500 plus nie zadziałało jako program demograficzny. Rząd zaproponował rozwiązanie
Jak wynika z analiz Sławomira Bartnickiego z Uniwersytetu w Białymstoku i Macieja Alimowskiego ze Szkoły Doktorskiej Nauk Społecznych Uniwersytetu w Białymstoku opublikowanych na stronie Czytelni Czasopism Polskiej Akademii Nauk od wprowadzenia 500 plus w 2016 roku do końca 2017 roku, wskaźnik urodzeń wzrósł o 4,5 punktów procentowych (pp.). To przełożyło się na średnio 1420 urodzeń miesięcznie.

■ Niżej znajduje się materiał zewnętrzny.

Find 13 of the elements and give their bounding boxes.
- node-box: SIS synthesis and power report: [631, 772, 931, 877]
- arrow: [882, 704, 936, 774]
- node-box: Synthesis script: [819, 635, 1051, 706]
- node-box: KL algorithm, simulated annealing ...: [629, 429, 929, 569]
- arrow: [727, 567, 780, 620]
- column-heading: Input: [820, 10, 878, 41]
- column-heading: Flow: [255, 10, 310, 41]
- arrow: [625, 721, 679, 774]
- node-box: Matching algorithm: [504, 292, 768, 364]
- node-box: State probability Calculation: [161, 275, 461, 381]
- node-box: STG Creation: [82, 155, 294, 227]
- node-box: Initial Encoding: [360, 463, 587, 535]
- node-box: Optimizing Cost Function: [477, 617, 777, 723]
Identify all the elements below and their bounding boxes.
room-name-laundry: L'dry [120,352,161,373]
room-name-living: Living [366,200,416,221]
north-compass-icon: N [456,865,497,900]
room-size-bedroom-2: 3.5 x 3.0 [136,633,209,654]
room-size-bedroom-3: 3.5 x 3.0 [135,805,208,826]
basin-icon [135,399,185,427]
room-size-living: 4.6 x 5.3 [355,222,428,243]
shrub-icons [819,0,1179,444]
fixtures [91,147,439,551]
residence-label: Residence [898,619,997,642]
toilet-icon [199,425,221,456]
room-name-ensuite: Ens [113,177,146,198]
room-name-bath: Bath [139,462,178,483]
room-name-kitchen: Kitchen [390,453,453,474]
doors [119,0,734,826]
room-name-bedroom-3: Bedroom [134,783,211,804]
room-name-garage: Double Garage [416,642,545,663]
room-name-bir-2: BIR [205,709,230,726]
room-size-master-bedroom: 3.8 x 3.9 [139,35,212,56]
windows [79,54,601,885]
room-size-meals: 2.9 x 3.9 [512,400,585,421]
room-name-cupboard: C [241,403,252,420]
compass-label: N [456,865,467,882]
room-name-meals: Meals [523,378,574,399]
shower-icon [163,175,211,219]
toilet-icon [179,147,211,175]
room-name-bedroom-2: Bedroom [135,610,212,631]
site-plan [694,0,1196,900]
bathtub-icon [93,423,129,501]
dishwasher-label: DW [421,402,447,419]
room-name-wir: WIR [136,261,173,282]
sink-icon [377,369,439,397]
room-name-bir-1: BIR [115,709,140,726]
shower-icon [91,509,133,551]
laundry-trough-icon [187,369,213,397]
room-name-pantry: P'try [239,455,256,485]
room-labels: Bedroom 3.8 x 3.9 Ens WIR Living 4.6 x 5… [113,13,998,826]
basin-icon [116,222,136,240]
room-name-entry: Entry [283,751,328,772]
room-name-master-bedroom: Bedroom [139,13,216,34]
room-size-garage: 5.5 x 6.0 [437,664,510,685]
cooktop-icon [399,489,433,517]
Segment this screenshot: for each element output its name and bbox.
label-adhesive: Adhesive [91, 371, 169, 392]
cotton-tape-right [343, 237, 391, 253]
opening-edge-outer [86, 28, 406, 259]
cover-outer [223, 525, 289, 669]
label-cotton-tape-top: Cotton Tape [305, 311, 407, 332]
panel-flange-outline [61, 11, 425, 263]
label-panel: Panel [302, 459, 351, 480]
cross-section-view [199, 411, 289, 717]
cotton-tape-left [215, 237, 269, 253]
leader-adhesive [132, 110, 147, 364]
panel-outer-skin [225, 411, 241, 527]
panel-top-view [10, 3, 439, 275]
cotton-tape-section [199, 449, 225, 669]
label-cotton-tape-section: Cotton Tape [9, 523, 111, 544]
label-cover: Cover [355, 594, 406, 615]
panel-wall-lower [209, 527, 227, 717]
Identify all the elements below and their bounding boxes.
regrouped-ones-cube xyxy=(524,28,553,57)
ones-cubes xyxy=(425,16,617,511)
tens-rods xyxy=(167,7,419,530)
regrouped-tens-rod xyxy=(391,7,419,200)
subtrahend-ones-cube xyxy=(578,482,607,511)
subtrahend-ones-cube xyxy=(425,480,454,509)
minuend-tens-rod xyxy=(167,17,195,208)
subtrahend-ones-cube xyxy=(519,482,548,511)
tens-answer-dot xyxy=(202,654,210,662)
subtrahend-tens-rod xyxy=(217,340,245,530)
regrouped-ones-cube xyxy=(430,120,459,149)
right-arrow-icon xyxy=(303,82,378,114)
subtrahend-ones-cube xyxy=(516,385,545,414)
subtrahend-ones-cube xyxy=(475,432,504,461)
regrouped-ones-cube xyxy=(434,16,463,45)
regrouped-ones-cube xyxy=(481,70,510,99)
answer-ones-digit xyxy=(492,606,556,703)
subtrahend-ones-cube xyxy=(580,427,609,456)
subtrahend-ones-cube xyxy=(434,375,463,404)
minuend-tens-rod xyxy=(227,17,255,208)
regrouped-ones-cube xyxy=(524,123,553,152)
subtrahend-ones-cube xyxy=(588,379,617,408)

Wzrost urodzeń wyhamował po chwilowym skoku w roku wprowadzenia programu. W 2019 roku, gdy rozszerzono świadczenie na pierwsze dziecko, nie zauważono jego wpływu na współczynnik urodzin. Ponadto w 2020 roku urodziło się 355 tys. osób, co było najgorszym wynikiem od 2004 roku. Również premier Mateusz Morawiecki przyznał, że 500 plus to "próba, która nie spełniła oczekiwań proludnościowych". Jak więc rząd sobie radzi z problemem demograficznym? W ustawie uchwalonej w 2022 roku, w ocenie skutków regulacji uznano, że zmniejszenie liczby wypadków w Polsce poprawi demografię (sic!).
Polecany artykuł:
Mniejsza liczba wypadków ma poprawić demografię. A przynajmniej tak twierdzi polski rząd
21 września 2022 roku w życie wejdzie rozporządzenie z nowelizacja przepisów techniczno-budowlanych dotyczących dróg publicznych. Nowe przepisy mają uprościć wydawanie decyzji o realizację inwestycji drogowych, a także zwiększyć odpowiedzialność projektantów. Uwzględniono również wymagania dotyczące widoczności dla użytkowników dróg, oraz wprowadzono szereg technicznych zmian, które mają na celu poprawić bezpieczeństwo na polskich drogach. Wypadków ma być tak mało, że aż poprawi się demografia w Polsce, a przynajmniej tak czytamy ocenie skutków regulacji.
W ocenie wpływu regulacji zaznaczono, że utworzone zostaną nowe miejsca pracy dla okolicznych mieszkańców i miejscowych firm budowlanych, a zwiększenie mobilności poprawi sytuację na rynku pracy (łatwiejszy dojazd do np. oddalonej pracy). Jednocześnie zaznaczono, że realizacja zadań z zakresu podniesienia bezpieczeństwa ruchu drogowego "przyczyni się do bezpośredniego podniesienia poziomu ochrony zdrowia i życia obywateli". Projekt został oznaczony jako mający wpływ na demografię. Brzmi absurdalnie - dlatego sprawdziliśmy statystyki.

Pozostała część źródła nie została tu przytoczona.